Double-click on a plot (or right-click on it and select 'Show EQ Properties'). If the EQ in that channel is enabled (in other words, the on-off button toward the bottom of the EQ section glows green), the full plug-in will appear. You can now enable and adjust bands five and six. Note that any changes you make to the EQ will show up in the response plot, even though you can't access these two bands directly from the Console view.
The menu that pops up when you right-click on the plot has some other useful options. One is to place the EQ pre- or post-effects, and another resets all hidden EQ parameters (ie, bands five and six).
Despite the fact that I use Sonar a lot, I still find little goodies I had completely overlooked — such as a way to browse synth patches for soft synths loaded into Sonar, and do searches based on certain strings of words and/or numbers. Here's how.
To browse patches, right-click on the title bar of the MIDI track associated with the soft synth you want to browse, and choose Track Properties. This shows the input, output, channel, and other characteristics of the track, including the selected Bank and Patch. If more than one Bank is available, you can use the Bank's drop-down menu to select a new bank for browsing, and once within the bank you can browse patches using the Patch drop-down menu.
If you don't have a specific patch in mind, but want to see all patches whose name includes the word 'Bass', 'Piano', or whatever, you're covered there too. Click on the little Search icon (folder with magnifying glass) to the right of the Bank and Patch fields to call up the Patch Browser window. If you type 'brass', for example, you'll see a list of all patches in all banks that include the word 'brass'. Click on the desired patch and it will load into your synth.
This is a useful feature, but it underscores the importance of proper patch naming. 'Galactic swirl' may sound evocative, but you're better off sticking in at least one key word, such as 'Galactic swirl pad'. And if you develop patches for use with specific projects or artists, include some sort of consistent identification so that you can easily find the patches used with those projects (for example, 'SexyWorld Strings').
Make the Track view your main window, and show the Inspector (type 'I' if it's not already visible). When you need to make adjustments to a particular track, click on the track number, then make your edits in the Inspector channel strip.
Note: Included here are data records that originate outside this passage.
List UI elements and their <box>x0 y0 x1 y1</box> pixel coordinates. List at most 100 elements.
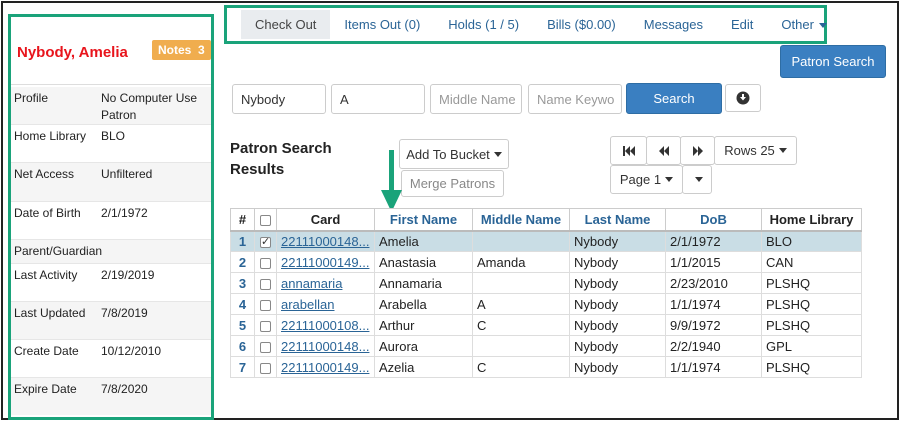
first-name-cell: Anastasia <box>374 251 473 273</box>
home-library-cell: PLSHQ <box>761 293 862 315</box>
info-row-profile: Profile No Computer Use Patron <box>11 87 211 125</box>
row-checkbox[interactable] <box>260 257 271 269</box>
info-value: 2/1/1972 <box>101 206 148 220</box>
info-label: Last Activity <box>14 268 78 282</box>
row-checkbox[interactable] <box>260 320 271 332</box>
table-row[interactable]: 2 22111000149... Anastasia Amanda Nybody 1/1/… <box>230 251 862 273</box>
rows-per-page-dropdown[interactable]: Rows 25 <box>714 136 797 165</box>
middle-name-cell: A <box>472 293 570 315</box>
last-name-cell: Nybody <box>569 293 666 315</box>
table-row[interactable]: 7 22111000149... Azelia C Nybody 1/1/1974 PLSH… <box>230 356 862 378</box>
row-checkbox[interactable] <box>260 341 271 353</box>
card-link[interactable]: 22111000149... <box>276 356 375 378</box>
info-value: No Computer Use Patron <box>101 91 198 122</box>
home-library-cell: PLSHQ <box>761 356 862 378</box>
table-row[interactable]: 3 annamaria Annamaria Nybody 2/23/2010 PLSHQ <box>230 272 862 294</box>
next-page-button[interactable] <box>680 136 715 165</box>
row-checkbox[interactable] <box>260 299 271 311</box>
first-page-button[interactable] <box>610 136 647 165</box>
table-row[interactable]: 1 22111000148...Amelia Nybody2/1/1972BLO <box>230 230 862 252</box>
row-number: 5 <box>230 314 255 336</box>
search-button[interactable]: Search <box>626 83 722 114</box>
home-library-cell: CAN <box>761 251 862 273</box>
notes-button[interactable]: Notes 3 <box>152 40 211 60</box>
home-library-cell: BLO <box>761 230 862 252</box>
column-header-first-name[interactable]: First Name <box>374 208 473 232</box>
card-link[interactable]: annamaria <box>276 272 375 294</box>
row-number: 2 <box>230 251 255 273</box>
last-name-cell: Nybody <box>569 272 666 294</box>
dob-cell: 1/1/2015 <box>665 251 762 273</box>
download-button[interactable] <box>725 84 761 112</box>
notes-count: 3 <box>198 43 205 57</box>
tab-check-out[interactable]: Check Out <box>241 10 331 39</box>
tab-items-out[interactable]: Items Out (0) <box>330 10 434 39</box>
last-name-cell: Nybody <box>569 230 666 252</box>
dob-cell: 2/2/1940 <box>665 335 762 357</box>
table-row[interactable]: 4 arabellan Arabella A Nybody 1/1/1974 PLSHQ <box>230 293 862 315</box>
add-to-bucket-label: Add To Bucket <box>406 146 490 162</box>
tab-bills[interactable]: Bills ($0.00) <box>533 10 630 39</box>
dob-cell: 9/9/1972 <box>665 314 762 336</box>
middle-name-cell: C <box>472 314 570 336</box>
download-circle-icon <box>736 91 750 105</box>
column-header-home-library[interactable]: Home Library <box>761 208 862 232</box>
page-options-dropdown[interactable] <box>682 165 712 194</box>
last-name-cell: Nybody <box>569 356 666 378</box>
column-header-last-name[interactable]: Last Name <box>569 208 666 232</box>
middle-name-cell <box>472 230 570 252</box>
page-select-dropdown[interactable]: Page 1 <box>610 165 683 194</box>
info-row-parent-guardian: Parent/Guardian <box>11 240 211 264</box>
tab-holds[interactable]: Holds (1 / 5) <box>434 10 533 39</box>
merge-patrons-button[interactable]: Merge Patrons <box>401 170 504 197</box>
card-link[interactable]: 22111000108... <box>276 314 375 336</box>
card-link[interactable]: 22111000149... <box>276 251 375 273</box>
card-link[interactable]: arabellan <box>276 293 375 315</box>
forward-icon <box>692 145 703 156</box>
info-row-last-updated: Last Updated 7/8/2019 <box>11 302 211 340</box>
info-label: Last Updated <box>14 306 86 320</box>
select-all-checkbox[interactable] <box>260 214 271 226</box>
middle-name-cell <box>472 335 570 357</box>
info-row-last-activity: Last Activity 2/19/2019 <box>11 264 211 302</box>
middle-name-cell: C <box>472 356 570 378</box>
last-name-input[interactable]: Nybody <box>232 84 326 114</box>
info-value: 10/12/2010 <box>101 344 162 358</box>
row-number: 1 <box>230 230 255 252</box>
previous-page-button[interactable] <box>646 136 681 165</box>
patron-search-button[interactable]: Patron Search <box>780 45 886 78</box>
row-checkbox[interactable] <box>260 235 271 248</box>
name-keyword-input[interactable]: Name Keywo <box>528 84 622 114</box>
dob-cell: 1/1/1974 <box>665 293 762 315</box>
column-header-middle-name[interactable]: Middle Name <box>472 208 570 232</box>
row-checkbox[interactable] <box>260 362 271 374</box>
tab-messages[interactable]: Messages <box>630 10 717 39</box>
row-checkbox[interactable] <box>260 278 271 290</box>
info-label: Date of Birth <box>14 206 81 220</box>
add-to-bucket-button[interactable]: Add To Bucket <box>399 139 509 169</box>
info-value: Unfiltered <box>101 167 153 181</box>
first-name-input[interactable]: A <box>331 84 425 114</box>
first-name-cell: Amelia <box>374 230 473 252</box>
table-row[interactable]: 6 22111000148... Aurora Nybody 2/2/1940 GPL <box>230 335 862 357</box>
results-title: Patron Search Results <box>230 140 332 178</box>
page-label: Page 1 <box>619 172 662 187</box>
last-name-cell: Nybody <box>569 314 666 336</box>
card-link[interactable]: 22111000148... <box>276 230 375 252</box>
patron-results-table: # Card First Name Middle Name Last Name … <box>230 208 862 378</box>
column-header-select-all[interactable] <box>254 208 277 232</box>
last-name-cell: Nybody <box>569 335 666 357</box>
column-header-dob[interactable]: DoB <box>665 208 762 232</box>
table-row[interactable]: 5 22111000108... Arthur C Nybody 9/9/1972 PLSH… <box>230 314 862 336</box>
first-name-cell: Azelia <box>374 356 473 378</box>
info-row-net-access: Net Access Unfiltered <box>11 163 211 202</box>
tab-other-dropdown[interactable]: Other <box>767 10 841 39</box>
column-header-number: # <box>230 208 255 232</box>
column-header-card[interactable]: Card <box>276 208 375 232</box>
card-link[interactable]: 22111000148... <box>276 335 375 357</box>
middle-name-input[interactable]: Middle Name <box>430 84 522 114</box>
row-number: 6 <box>230 335 255 357</box>
info-value: BLO <box>101 129 126 143</box>
tab-edit[interactable]: Edit <box>717 10 767 39</box>
info-value: 7/8/2020 <box>101 382 148 396</box>
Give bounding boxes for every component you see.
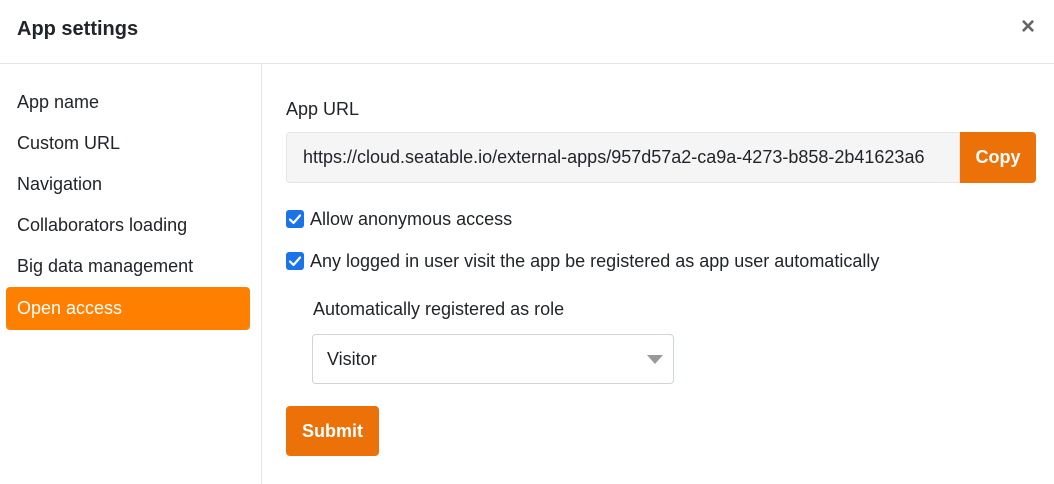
dialog-header: App settings × xyxy=(0,0,1054,64)
allow-anonymous-checkbox[interactable] xyxy=(286,210,304,228)
role-select[interactable]: Visitor xyxy=(312,334,674,384)
submit-button[interactable]: Submit xyxy=(286,406,379,456)
sidebar-item-collaborators-loading[interactable]: Collaborators loading xyxy=(6,206,250,244)
dialog-title: App settings xyxy=(17,18,139,40)
auto-register-label: Any logged in user visit the app be regi… xyxy=(310,251,880,271)
app-url-label: App URL xyxy=(286,99,360,119)
sidebar-item-open-access[interactable]: Open access xyxy=(6,287,250,330)
app-url-field[interactable]: https://cloud.seatable.io/external-apps/… xyxy=(286,132,960,183)
role-label: Automatically registered as role xyxy=(313,299,565,319)
sidebar-item-app-name[interactable]: App name xyxy=(6,83,250,121)
check-icon xyxy=(288,214,302,225)
sidebar-item-big-data-management[interactable]: Big data management xyxy=(6,247,250,285)
settings-sidebar: App name Custom URL Navigation Collabora… xyxy=(0,64,262,484)
close-icon[interactable]: × xyxy=(1018,14,1038,40)
copy-button[interactable]: Copy xyxy=(960,132,1036,183)
check-icon xyxy=(288,256,302,267)
role-select-value: Visitor xyxy=(327,349,377,369)
chevron-down-icon xyxy=(647,355,663,364)
sidebar-item-custom-url[interactable]: Custom URL xyxy=(6,124,250,162)
app-settings-dialog: App settings × App name Custom URL Navig… xyxy=(0,0,1054,484)
allow-anonymous-label: Allow anonymous access xyxy=(310,209,513,229)
settings-main-panel: App URL https://cloud.seatable.io/extern… xyxy=(262,64,1054,484)
sidebar-item-navigation[interactable]: Navigation xyxy=(6,165,250,203)
auto-register-checkbox[interactable] xyxy=(286,252,304,270)
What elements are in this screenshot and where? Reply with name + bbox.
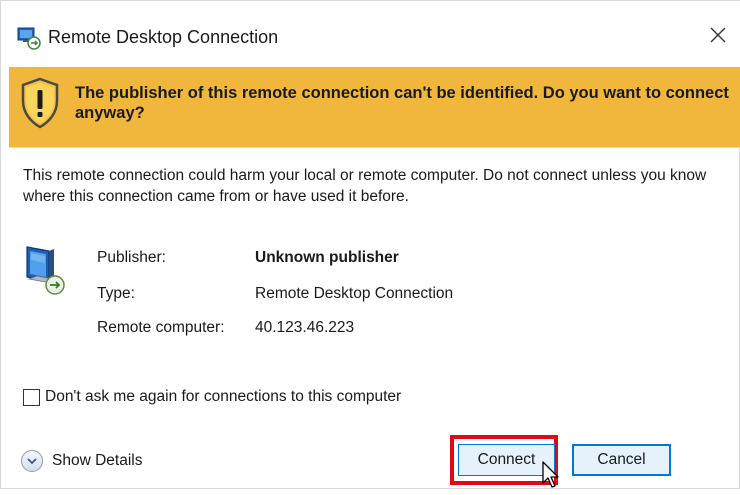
publisher-label: Publisher: (97, 249, 166, 266)
checkbox-label: Don't ask me again for connections to th… (45, 388, 402, 405)
mouse-pointer-icon (541, 461, 561, 490)
remote-computer-icon (23, 241, 69, 297)
banner-divider (9, 147, 740, 148)
type-label: Type: (97, 285, 135, 302)
publisher-value: Unknown publisher (255, 249, 399, 266)
chevron-down-icon[interactable] (21, 450, 43, 472)
window-title: Remote Desktop Connection (48, 27, 279, 47)
close-icon (709, 26, 727, 49)
remote-desktop-icon (17, 25, 43, 51)
warning-message: This remote connection could harm your l… (23, 167, 707, 205)
warning-shield-icon (20, 77, 60, 129)
remote-computer-label: Remote computer: (97, 319, 225, 336)
remote-desktop-dialog: Remote Desktop Connection The publisher … (0, 0, 740, 489)
warning-banner: The publisher of this remote connection … (9, 67, 740, 147)
show-details-label: Show Details (52, 452, 143, 469)
dont-ask-again-checkbox[interactable]: Don't ask me again for connections to th… (23, 386, 401, 408)
checkbox-box[interactable] (23, 388, 40, 406)
title-bar: Remote Desktop Connection (1, 1, 740, 67)
banner-message: The publisher of this remote connection … (75, 84, 729, 122)
show-details-toggle[interactable]: Show Details (21, 449, 142, 473)
remote-computer-value: 40.123.46.223 (255, 319, 355, 336)
cancel-button[interactable]: Cancel (572, 444, 671, 476)
type-value: Remote Desktop Connection (255, 285, 454, 302)
close-button[interactable] (695, 17, 740, 57)
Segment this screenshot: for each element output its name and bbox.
Parameters can be automated and edited, just as in the Console view. This mixing method is particularly useful if you're making a lot of fine tweaks while jumping among tracks, because (unlike the Track view) it makes it easy to see everything related to a particular channel without having to change the track's height. And (unlike the Console view) the channel you want to work on is visually distinguished from the other channels.
Note that the Inspector is highly configurable. You can show/hide some EQ, all EQ, no sends, two sends, four sends (if there are more than four, you can scroll to see the others), and so on.